Honorable John Whitmire, Chair, Senate Committee on Criminal Justice
Ursula Parks, Director, Legislative Budget Board
SB1712 by Rodríguez (Relating to the prosecution of the offense of prostitution.), As Introduced
The bill would amend the Penal Code as it relates to the prosecution of the offense of prostitution. Under the provisions of the bill, the court may dismiss the proceedings against a defendant prosecuted for prostitution who successfully completes a pretrial intervention program within one year of the deferred adjudication proceedings. Also under the provisions of the bill, the penalty would be reduced if the defendant offered to, agreed to, or provided sexual services for a fee. In these cases, the penalty would be reduced from a state jail felony to a Class A misdemeanor if the defendant had been previously convicted for this offense three or more times, from a Class A misdemeanor to a Class B misdemeanor if the defendant had been previously convicted for this offense one or two times, and from a Class B misdemeanor to a Class C misdemeanor if the defendant had no prior convictions for this offense.
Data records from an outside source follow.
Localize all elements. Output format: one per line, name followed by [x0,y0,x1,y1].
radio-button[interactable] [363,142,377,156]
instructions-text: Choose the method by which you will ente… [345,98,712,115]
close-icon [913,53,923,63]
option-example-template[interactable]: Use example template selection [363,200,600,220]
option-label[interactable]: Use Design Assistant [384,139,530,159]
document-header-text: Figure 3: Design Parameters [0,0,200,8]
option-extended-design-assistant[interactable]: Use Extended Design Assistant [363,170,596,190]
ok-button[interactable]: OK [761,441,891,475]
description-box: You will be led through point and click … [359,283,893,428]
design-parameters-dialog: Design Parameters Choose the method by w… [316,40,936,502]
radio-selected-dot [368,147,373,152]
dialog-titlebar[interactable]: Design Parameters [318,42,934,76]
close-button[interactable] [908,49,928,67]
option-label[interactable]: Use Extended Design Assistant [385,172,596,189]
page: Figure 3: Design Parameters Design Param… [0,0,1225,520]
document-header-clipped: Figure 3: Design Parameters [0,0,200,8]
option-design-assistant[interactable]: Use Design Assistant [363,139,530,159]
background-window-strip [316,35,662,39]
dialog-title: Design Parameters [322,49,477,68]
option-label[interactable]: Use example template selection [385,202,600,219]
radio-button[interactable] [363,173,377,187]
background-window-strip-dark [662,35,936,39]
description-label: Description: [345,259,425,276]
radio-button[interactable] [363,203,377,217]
A Class A Misdemeanor is punishable by confinement in county jail for a term not to exceed one year and/or a fine not to exceed $4,000. A Class B Misdemeanor is punishable by confinement in county jail for a term not to exceed 180 days and/or a fine not to exceed $2,000. A Class C Misdemeanor is punishable by a fine not to exceed $500 (up to 180 days of deferred disposition; no confinement). A state jail felony is punishable by confinement in a state jail for a term from 180 days to 2 years and, in addition to confinement, an optional fine not to exceed $10,000 or Class A Misdemeanor punishment (mandatory post conviction community supervision).
Reducing the penalty for a criminal offense is expected to result in decreased demands upon the correctional resources of counties or of the state due to shorter terms of community supervision or shorter terms of confinement in county jail, state jail, or prison. However, in the case of the bill, it is assumed that the number of offenders supervised or incarcerated under this statute would not significantly impact state correctional agencies' workload and programs. In fiscal year 2012, 5,790 people were arrested; 271 people were placed on felony community supervision; and less than 10 people were admitted to state correctional facilities for selling or performing sexual services for a fee.